In the case at bar, the trial court computed the child support pursuant to Luke by offsetting the parties' respective child support obligations. Yet, our calculations reveal:

Appellant Appellee

1. Income $54,571.98 $35,934.68

2. Amount of taxes to be paid 863.98 710.70

3. Adjusted Income $53,708.00 $35,223.98

COMBINED INCOME $88,931.98

4. % of parent's income to total income 60.39% 39.61%

BASIC SUPPORT OBLIGATION PURSUANT TO R.C. 3113.21.5 $15,202.50

5. Total support obligation per year (Line 4 * $15,202.50) $ 9,180.79 $ 6,021.71

Since the trial court reduced appellant's obligation by 5.8%, appellant's total obligation was decreased by $532.49. Therefore, appellant's modified child support obligation totals $8,648.30 ($9,180.79 — $532.49).

After applying Luke, appellant's and appellee's obligation would offset each other, and thus, appellant's obligation would be $2,626.59 (appellant's modified obligation of $8,648.30 less appellee's obligation of $6,021.71).3

Moreover, the trial court deviated from the amount of child support calculated under R.C. 3113.21.5(B)(6) after discovering that the amount of child support would not be in the best interests of the child. The trial court ordered the deviation after determining that the amount of child support computed pursuant to Luke was unjust, inappropriate, and not in the best interests of the children.

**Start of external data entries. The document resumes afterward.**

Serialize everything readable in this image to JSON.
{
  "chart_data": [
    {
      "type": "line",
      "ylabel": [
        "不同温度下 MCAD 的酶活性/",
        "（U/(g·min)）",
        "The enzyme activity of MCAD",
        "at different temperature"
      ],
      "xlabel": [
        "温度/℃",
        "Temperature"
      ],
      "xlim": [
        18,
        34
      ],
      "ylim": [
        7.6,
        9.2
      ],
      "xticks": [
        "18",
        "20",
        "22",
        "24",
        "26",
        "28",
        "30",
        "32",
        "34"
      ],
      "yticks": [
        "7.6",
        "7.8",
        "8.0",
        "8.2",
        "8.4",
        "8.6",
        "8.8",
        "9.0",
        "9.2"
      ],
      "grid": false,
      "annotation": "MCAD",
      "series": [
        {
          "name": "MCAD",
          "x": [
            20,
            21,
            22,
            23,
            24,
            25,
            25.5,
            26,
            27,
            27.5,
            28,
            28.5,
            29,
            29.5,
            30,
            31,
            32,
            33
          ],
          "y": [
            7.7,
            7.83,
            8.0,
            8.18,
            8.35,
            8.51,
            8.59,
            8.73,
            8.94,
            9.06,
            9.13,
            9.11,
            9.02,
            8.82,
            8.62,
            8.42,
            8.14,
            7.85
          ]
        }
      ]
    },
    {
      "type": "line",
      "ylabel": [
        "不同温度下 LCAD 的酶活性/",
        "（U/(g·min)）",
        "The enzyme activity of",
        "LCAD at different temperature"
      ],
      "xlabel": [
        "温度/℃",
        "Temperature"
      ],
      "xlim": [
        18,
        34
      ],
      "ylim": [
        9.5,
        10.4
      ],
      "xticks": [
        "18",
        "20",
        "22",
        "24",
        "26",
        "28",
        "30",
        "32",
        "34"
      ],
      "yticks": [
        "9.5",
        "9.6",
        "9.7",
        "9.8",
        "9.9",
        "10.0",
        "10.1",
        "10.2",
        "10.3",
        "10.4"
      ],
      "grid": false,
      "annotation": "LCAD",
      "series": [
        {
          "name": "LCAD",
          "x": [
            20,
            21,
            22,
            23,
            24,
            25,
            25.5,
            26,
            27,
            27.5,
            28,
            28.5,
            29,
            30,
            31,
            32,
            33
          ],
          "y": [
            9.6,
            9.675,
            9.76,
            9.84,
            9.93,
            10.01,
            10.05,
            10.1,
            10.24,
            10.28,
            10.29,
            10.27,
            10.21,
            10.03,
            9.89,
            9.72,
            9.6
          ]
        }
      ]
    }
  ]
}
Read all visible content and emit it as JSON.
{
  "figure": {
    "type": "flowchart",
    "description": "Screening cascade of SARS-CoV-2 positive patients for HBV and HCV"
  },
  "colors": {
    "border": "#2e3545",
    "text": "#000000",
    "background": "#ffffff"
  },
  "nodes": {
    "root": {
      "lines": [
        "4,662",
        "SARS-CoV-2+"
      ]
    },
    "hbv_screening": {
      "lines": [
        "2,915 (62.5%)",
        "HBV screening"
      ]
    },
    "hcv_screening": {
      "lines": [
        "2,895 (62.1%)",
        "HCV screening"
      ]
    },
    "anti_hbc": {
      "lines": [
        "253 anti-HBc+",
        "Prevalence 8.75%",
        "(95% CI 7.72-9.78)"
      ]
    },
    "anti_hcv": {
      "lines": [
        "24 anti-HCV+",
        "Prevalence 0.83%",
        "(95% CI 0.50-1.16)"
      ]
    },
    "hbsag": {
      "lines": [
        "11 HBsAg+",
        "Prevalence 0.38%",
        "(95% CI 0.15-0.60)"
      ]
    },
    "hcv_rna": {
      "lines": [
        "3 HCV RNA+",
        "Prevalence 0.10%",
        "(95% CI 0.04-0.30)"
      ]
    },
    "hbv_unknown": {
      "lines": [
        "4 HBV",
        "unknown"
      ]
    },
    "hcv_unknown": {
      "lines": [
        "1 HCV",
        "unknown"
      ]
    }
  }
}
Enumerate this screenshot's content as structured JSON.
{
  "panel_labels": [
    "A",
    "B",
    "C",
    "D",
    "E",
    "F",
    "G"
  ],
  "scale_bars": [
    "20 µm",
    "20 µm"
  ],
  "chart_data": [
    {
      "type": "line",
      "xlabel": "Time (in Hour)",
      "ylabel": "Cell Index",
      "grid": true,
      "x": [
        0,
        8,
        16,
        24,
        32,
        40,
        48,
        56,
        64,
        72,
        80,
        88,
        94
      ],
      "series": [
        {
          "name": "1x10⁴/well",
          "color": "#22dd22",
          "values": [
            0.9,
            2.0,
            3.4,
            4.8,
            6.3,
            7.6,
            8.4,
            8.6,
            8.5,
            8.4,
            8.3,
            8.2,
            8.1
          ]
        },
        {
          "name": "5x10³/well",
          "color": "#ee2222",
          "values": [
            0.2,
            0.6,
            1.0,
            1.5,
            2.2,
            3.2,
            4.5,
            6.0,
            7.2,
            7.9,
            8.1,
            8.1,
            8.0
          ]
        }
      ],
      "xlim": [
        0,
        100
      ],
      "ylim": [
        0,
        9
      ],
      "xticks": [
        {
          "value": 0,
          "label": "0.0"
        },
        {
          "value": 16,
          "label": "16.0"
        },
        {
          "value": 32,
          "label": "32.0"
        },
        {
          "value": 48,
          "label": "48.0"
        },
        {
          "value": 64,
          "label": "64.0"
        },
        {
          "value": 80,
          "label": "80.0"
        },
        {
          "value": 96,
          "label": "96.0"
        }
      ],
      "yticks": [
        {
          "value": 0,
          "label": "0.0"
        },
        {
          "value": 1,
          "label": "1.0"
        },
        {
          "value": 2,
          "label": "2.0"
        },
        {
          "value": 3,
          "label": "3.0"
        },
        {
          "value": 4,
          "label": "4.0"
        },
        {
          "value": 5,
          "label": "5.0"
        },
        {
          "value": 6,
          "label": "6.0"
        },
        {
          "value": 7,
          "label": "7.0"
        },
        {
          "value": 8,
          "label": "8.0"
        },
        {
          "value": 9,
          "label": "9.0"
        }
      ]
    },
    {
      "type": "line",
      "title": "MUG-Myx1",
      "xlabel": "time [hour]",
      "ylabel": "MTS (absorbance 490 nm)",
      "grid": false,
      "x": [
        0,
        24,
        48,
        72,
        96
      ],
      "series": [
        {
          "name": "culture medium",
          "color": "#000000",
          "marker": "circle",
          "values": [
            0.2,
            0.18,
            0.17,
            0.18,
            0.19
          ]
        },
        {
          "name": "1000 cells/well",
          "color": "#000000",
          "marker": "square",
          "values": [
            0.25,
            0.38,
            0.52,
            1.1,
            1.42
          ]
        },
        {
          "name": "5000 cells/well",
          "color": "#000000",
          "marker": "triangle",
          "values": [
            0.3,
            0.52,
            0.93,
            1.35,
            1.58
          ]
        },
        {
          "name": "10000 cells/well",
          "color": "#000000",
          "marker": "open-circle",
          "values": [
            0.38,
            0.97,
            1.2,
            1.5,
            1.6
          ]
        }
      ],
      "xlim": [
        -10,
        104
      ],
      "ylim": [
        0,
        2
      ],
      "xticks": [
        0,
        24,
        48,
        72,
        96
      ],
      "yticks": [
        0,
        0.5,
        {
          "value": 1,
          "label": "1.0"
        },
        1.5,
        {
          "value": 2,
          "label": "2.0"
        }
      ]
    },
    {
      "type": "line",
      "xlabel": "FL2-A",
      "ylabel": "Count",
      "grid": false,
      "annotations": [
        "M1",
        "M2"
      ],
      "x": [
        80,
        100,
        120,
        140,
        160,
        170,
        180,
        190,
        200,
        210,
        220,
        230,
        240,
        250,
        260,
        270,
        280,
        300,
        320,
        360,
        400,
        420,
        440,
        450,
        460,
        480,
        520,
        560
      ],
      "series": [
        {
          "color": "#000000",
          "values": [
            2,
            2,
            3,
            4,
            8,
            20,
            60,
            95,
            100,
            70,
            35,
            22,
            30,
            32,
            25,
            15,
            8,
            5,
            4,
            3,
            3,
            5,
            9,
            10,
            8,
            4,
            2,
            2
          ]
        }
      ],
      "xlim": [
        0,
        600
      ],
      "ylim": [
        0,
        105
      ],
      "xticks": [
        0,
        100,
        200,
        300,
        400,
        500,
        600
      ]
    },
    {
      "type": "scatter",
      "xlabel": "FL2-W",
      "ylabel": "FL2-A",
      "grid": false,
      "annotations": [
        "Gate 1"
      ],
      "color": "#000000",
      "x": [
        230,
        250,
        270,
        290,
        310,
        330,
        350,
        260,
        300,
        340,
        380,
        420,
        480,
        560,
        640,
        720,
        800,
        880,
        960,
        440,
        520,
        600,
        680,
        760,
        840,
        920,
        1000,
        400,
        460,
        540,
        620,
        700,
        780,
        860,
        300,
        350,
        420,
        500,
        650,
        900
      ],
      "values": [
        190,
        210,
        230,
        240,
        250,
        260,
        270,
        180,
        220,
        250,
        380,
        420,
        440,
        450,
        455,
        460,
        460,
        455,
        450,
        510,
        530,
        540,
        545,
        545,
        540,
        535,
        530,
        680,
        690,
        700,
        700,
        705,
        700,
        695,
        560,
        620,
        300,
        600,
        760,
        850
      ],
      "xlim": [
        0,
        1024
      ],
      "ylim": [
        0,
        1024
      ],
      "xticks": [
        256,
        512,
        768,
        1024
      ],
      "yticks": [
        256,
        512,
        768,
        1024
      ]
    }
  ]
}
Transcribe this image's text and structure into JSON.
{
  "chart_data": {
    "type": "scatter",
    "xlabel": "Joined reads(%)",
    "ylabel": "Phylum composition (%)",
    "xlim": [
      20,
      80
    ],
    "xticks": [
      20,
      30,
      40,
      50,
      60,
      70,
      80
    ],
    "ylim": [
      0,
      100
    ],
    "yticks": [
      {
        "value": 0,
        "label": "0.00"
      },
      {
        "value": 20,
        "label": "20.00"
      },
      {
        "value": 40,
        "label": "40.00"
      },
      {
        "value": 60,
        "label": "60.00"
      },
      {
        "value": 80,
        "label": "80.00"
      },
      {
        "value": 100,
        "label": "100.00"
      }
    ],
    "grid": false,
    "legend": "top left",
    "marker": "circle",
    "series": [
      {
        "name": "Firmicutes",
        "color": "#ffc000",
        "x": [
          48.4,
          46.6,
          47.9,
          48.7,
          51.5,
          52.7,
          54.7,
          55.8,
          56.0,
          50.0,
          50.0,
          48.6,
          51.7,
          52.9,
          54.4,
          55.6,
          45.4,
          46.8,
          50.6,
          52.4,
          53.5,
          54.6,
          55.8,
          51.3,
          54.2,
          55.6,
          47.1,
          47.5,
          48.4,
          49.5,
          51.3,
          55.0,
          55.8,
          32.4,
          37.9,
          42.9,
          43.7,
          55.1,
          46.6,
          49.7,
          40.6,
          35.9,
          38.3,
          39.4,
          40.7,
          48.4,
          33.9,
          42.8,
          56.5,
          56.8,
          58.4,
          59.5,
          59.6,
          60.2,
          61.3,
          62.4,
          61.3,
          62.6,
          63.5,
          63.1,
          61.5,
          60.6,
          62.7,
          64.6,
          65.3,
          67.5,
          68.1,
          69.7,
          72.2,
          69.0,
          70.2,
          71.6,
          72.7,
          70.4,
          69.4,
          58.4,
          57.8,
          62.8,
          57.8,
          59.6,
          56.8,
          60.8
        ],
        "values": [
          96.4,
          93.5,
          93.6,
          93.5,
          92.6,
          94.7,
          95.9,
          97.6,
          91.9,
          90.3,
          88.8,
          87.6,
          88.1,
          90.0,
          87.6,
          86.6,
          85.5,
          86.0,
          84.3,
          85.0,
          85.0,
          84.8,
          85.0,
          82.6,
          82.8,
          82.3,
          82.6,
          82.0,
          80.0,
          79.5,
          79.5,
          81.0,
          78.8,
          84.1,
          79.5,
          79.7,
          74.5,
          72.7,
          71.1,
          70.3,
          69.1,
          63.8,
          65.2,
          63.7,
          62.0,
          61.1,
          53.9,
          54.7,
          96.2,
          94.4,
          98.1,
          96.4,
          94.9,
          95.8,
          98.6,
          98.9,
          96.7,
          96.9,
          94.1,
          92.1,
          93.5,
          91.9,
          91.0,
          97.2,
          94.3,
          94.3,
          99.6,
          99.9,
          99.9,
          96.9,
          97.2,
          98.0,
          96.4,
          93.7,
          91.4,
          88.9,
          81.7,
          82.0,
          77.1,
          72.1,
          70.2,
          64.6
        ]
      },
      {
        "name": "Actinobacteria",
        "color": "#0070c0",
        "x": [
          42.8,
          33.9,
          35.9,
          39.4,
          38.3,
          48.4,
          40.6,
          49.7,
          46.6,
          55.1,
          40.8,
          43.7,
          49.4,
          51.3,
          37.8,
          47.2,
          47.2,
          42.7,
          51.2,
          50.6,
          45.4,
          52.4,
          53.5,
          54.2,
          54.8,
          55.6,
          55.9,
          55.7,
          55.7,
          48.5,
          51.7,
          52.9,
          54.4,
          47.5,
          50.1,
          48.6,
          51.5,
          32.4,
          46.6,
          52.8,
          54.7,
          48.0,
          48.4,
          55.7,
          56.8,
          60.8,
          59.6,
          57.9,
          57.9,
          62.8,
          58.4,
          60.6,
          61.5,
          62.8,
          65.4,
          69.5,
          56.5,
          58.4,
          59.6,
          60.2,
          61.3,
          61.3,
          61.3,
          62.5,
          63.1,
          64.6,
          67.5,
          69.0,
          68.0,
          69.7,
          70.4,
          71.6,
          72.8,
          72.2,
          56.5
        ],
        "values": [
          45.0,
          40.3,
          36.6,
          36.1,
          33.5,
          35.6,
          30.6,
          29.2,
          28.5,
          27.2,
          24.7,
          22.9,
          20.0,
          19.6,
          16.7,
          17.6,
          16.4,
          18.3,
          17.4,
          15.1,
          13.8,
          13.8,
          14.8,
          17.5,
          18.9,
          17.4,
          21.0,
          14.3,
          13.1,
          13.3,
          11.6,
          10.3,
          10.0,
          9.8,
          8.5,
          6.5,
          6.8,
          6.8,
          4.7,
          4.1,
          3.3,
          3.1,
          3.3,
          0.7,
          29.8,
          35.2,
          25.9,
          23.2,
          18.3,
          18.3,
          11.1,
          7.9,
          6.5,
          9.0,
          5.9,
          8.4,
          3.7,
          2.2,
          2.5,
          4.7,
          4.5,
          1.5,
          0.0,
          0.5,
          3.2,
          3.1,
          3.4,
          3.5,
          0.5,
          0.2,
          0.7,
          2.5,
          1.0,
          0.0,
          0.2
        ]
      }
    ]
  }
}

Additionally, the record in this case indicates that a number of items were provided for the trial court to consider. Specifically, in deciding to deviate from the child support guidelines, the trial court set forth, in its "Child Support Deviation Findings of Fact and Conclusions of Law," that it considered the amount of time the children spend with appellee (63.2%) versus the amount of time they spend with appellant (36.8%) and appellant's and appellee's employment history and income. Furthermore, appellant did not demonstrate that the trial court committed an abuse of discretion in calculating his child support obligation. Accordingly, it is our determination that since there was no abuse of discretion, the trial court's resolution was proper.

For the foregoing reasons, appellant's assignment of error is not well-taken. The judgment of the Lake County Court of Common Pleas, Domestic Relations Division is affirmed.

CHRISTLEY, J., O'NEILL, J., concur.

1 We note that our calculation of appellant's annual child support obligation, after applying Luke, differs from the trial court's conclusion. Our computation indicates that appellant's support obligation should be $2,629.59 rather than $3,159.08.

2 R.C. 3113.21.5(B)(3) lists several factors a court may consider to determine whether an amount of child support is unjust or inappropriate and not in the best interests of a child.

3 Even though our figure of $2,626.59 is less than the trial court's computation of $3,159.08, the outcome of this case would still remain the same. The trial court reasoned that to award appellee the amount of child support as calculated pursuant to Luke would be inequitable and not in the best interests of the children. We agree with the trial court's logic.